JAKARTA, JOGLOSEMARNEWS.COM – Kebijakan Gubernur Jawa Barat Dedi Mulyadi yang mengirimkan siswa bermasalah ke barak militer, dinilai melanggar hak-hak anak. Tak hanya itu saja, tindakan tersebut bertentangan dengan prinsip-prinsip dasar perlindungan anak dalam hukum nasional dan internasional.
Penilaian itu disampaikan oleh Aliansi Penghapusan Kekerasan Terhadap Anak (Aliansi PKTA). Menurutnya, perbuatan menyimpang anak tidak serta merta merupakan keputusan yang diambilnya sendiri, melainkan dipengaruhi oleh sejumlah faktor seperti keluarga, pendidikan, lingkungan, hingga teman sebaya.
“Intervensi terhadap anak semestinya memperhatikan faktor penyebab sikap anti sosial yang cenderung kompleks,” tutur Aliansi PKTA, dikutip dari keterangan resmi pada Minggu (4/5/2025).
Aliansi PKTA menyoroti bahwa penempatan anak bermasalah di barak militer justru dapat memperparah kondisi mereka.
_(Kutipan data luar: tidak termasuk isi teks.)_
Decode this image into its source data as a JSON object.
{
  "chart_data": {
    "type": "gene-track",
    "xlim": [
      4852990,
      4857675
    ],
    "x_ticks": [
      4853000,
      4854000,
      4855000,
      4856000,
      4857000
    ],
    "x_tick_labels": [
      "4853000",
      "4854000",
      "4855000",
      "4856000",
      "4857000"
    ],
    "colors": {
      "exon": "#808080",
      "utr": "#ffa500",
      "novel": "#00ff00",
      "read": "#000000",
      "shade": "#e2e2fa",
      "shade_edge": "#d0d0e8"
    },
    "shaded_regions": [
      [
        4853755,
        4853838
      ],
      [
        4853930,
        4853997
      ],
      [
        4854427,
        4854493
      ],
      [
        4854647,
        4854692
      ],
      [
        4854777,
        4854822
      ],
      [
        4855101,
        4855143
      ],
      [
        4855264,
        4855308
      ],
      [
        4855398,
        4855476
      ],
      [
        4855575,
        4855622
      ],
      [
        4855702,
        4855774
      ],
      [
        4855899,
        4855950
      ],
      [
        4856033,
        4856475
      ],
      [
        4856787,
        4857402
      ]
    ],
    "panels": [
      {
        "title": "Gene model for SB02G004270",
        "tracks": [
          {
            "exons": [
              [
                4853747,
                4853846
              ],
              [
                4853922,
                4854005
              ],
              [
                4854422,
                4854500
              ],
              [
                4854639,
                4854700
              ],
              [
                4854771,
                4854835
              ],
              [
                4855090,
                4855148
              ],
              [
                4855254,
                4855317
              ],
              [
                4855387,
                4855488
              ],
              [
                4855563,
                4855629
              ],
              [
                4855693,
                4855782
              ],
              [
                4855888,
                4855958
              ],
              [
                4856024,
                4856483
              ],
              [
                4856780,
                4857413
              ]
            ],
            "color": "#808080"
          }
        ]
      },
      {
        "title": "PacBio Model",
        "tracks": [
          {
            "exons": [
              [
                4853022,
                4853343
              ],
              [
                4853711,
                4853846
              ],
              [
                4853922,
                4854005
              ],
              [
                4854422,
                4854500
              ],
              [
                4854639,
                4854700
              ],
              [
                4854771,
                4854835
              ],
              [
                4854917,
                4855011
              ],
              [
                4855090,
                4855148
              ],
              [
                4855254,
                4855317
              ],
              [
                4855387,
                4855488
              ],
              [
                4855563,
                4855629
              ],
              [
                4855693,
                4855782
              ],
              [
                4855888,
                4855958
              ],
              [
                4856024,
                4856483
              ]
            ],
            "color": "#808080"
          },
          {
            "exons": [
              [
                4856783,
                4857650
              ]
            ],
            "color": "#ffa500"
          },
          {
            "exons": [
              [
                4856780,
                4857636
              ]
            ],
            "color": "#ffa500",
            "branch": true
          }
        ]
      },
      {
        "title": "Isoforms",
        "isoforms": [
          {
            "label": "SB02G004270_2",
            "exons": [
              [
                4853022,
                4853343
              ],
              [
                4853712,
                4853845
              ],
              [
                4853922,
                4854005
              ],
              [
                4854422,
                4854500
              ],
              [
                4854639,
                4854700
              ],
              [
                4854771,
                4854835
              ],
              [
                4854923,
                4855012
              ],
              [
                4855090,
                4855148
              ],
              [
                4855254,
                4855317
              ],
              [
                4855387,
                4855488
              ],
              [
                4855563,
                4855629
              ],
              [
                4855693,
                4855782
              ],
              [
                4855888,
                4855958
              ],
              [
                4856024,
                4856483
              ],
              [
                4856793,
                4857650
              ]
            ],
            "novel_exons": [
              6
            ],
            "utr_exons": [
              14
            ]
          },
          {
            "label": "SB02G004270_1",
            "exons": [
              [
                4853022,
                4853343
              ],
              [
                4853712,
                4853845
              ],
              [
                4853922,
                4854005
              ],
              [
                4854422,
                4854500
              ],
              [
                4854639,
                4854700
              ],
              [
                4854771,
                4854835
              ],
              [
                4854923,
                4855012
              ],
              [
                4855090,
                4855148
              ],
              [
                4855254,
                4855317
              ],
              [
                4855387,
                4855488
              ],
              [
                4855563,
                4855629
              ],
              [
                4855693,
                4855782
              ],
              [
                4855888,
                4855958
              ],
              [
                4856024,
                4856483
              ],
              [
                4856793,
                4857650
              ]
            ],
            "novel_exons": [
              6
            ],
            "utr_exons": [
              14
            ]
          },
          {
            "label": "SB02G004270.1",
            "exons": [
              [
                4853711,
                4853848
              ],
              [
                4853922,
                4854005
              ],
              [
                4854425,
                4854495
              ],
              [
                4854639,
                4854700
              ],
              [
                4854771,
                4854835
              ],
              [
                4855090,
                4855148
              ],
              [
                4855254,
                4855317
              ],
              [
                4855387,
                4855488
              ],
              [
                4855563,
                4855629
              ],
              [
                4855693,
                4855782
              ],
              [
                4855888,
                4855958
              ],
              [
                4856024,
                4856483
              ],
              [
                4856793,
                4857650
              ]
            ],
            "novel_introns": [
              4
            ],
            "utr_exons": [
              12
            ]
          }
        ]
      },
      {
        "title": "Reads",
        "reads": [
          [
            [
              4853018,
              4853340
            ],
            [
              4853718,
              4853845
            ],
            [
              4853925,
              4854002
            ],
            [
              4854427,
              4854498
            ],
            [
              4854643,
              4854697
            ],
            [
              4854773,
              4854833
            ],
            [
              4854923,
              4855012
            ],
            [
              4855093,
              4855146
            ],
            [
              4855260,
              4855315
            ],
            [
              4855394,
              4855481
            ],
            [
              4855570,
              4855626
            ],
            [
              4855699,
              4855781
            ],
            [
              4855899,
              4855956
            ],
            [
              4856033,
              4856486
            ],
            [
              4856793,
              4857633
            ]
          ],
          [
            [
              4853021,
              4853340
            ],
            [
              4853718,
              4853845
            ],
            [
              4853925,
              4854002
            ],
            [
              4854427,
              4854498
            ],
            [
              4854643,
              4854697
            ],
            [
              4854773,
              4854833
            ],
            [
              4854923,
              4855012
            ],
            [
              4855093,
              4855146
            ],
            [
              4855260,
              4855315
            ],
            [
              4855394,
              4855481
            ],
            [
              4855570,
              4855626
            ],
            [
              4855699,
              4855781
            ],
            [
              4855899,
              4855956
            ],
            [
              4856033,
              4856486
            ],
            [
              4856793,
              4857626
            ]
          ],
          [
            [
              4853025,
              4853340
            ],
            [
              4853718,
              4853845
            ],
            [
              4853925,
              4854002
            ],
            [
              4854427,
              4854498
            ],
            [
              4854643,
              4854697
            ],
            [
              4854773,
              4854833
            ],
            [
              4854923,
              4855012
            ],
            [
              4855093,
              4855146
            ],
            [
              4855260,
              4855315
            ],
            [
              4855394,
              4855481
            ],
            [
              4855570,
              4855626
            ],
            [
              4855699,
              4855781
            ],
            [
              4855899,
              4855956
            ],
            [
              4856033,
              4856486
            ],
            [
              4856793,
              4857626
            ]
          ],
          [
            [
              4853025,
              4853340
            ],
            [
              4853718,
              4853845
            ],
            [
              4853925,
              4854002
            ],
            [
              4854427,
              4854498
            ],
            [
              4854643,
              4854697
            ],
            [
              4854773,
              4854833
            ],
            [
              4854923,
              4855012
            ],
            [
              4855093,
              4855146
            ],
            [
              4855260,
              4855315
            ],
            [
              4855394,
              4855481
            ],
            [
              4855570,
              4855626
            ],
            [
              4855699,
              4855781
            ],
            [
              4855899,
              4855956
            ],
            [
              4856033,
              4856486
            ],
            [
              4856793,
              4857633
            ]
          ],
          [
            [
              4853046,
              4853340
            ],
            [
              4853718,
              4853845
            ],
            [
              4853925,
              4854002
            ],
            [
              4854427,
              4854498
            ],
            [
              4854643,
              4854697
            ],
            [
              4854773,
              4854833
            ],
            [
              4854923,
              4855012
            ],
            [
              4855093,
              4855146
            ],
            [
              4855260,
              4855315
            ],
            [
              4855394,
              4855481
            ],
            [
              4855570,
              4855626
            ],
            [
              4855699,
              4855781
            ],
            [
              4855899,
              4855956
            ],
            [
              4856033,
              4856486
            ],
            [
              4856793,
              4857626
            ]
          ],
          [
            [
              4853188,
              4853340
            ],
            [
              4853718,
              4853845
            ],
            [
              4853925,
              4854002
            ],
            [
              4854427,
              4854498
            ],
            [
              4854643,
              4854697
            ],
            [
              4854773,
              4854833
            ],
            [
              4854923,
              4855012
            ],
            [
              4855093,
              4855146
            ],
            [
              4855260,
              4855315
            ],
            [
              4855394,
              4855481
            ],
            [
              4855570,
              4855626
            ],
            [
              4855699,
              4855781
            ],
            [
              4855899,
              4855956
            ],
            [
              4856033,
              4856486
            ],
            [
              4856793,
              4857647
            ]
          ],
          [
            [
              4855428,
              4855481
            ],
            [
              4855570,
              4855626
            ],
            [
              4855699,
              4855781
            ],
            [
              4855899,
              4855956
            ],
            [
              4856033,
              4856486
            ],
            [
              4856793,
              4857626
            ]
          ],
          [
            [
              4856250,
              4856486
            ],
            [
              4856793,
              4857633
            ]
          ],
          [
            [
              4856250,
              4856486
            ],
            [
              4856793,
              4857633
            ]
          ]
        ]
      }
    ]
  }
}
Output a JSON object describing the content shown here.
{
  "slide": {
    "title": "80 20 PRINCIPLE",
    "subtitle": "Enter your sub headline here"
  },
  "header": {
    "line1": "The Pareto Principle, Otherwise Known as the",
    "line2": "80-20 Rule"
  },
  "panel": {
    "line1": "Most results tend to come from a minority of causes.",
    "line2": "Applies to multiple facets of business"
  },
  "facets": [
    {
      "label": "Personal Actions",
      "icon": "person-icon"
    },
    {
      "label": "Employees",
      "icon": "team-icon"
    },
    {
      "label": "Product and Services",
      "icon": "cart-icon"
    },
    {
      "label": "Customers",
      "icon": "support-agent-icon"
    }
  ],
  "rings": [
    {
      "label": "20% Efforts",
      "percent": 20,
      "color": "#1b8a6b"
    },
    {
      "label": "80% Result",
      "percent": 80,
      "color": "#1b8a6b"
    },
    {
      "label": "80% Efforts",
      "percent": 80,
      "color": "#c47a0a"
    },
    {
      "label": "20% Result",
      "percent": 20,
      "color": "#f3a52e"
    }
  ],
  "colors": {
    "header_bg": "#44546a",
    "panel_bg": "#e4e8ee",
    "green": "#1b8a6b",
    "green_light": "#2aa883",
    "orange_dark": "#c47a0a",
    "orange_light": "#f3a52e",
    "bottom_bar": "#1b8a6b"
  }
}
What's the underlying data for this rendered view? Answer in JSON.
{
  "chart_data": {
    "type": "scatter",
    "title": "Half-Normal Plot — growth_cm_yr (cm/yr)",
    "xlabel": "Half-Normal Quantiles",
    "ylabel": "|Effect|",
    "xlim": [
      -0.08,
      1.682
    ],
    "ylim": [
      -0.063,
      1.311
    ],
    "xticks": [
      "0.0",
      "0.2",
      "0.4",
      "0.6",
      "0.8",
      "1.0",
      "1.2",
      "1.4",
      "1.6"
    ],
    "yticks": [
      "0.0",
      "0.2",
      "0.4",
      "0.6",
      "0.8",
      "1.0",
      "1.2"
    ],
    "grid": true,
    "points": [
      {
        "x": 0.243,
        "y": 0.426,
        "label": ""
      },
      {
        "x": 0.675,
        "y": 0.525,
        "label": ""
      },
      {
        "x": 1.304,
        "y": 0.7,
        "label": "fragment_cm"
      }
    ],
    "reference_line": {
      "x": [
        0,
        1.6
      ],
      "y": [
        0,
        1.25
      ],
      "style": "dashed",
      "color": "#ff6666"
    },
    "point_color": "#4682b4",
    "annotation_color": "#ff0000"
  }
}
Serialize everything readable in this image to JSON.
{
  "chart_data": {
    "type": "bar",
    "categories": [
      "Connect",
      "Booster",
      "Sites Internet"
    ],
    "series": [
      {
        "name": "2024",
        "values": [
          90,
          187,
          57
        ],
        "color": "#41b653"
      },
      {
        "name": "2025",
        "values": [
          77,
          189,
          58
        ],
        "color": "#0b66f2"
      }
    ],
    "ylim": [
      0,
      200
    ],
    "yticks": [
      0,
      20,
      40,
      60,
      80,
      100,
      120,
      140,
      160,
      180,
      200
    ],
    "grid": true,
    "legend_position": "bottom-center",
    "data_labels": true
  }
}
Alih-alih membantu, pendekatan itu dinilai memberi label negatif dan mendorong stigma sosial terhadap anak. “Anak bisa dicap nakal seumur hidupnya, padahal mereka masih dalam tahap tumbuh kembang,” tegas mereka.
Koalisi tersebut menegaskan bahwa pola pendisiplinan berbasis militer bertentangan dengan Undang-Undang Perlindungan Anak, khususnya Pasal 13 ayat (1) yang menyatakan bahwa setiap anak berhak atas perlindungan dari kekerasan dan diskriminasi dalam bentuk apa pun.
Tak hanya itu, kebijakan ini juga dianggap melanggar semangat UU Nomor 11 Tahun 2012 tentang Sistem Peradilan Pidana Anak. Undang-undang tersebut mengedepankan pendekatan keadilan restoratif, yaitu cara penyelesaian yang tidak menstigmatisasi dan memungkinkan anak kembali ke lingkungan sosial secara sehat.
“Anak-anak membutuhkan dukungan psikososial, bukan tekanan fisik atau pendekatan keras yang justru memperburuk keadaan mental mereka,” lanjut pernyataan koalisi.
Pendekatan militeristik yang diusung Dedi Mulyadi disebut bertentangan dengan Konvensi Hak Anak yang telah diratifikasi Indonesia melalui Keppres No. 36 Tahun 1990. Dalam konvensi itu, negara diminta untuk melindungi anak dari segala bentuk kekerasan, baik fisik maupun psikis.
Aliansi mengusulkan pendekatan yang lebih manusiawi dengan mengedepankan peran keluarga, sekolah, dan lingkungan sebagai fondasi pembentukan karakter anak. Mereka juga mendorong optimalisasi program Puspaga (Pusat Pembelajaran Keluarga) yang diinisiasi Kementerian Pemberdayaan Perempuan dan Perlindungan Anak sebagai upaya memperkuat peran orang tua dalam menghadapi anak yang berperilaku menyimpang.
Lebih jauh, Aliansi mendesak pemerintah pusat untuk menghentikan program pengiriman pelajar ke barak militer. Mereka menilai pendekatan militer sama sekali tidak relevan dalam konteks pendidikan dan perlindungan anak. Presiden Prabowo Subianto diminta untuk segera mengambil langkah tegas agar seluruh kebijakan penanganan anak selaras dengan prinsip ramah anak.
Diketahui, program pendidikan semi-militer ini mulai diterapkan sejak Kamis, 1 Mei 2025, di Purwakarta dan Bandung. Sebanyak 69 pelajar dilaporkan telah dikirim ke barak militer dalam rangka “pembinaan karakter”. Menurut Dedi Mulyadi, program ini menyasar siswa SMP yang dinilai sudah mengarah ke tindakan kriminal, atau yang orang tuanya merasa kewalahan dalam mendidik mereka.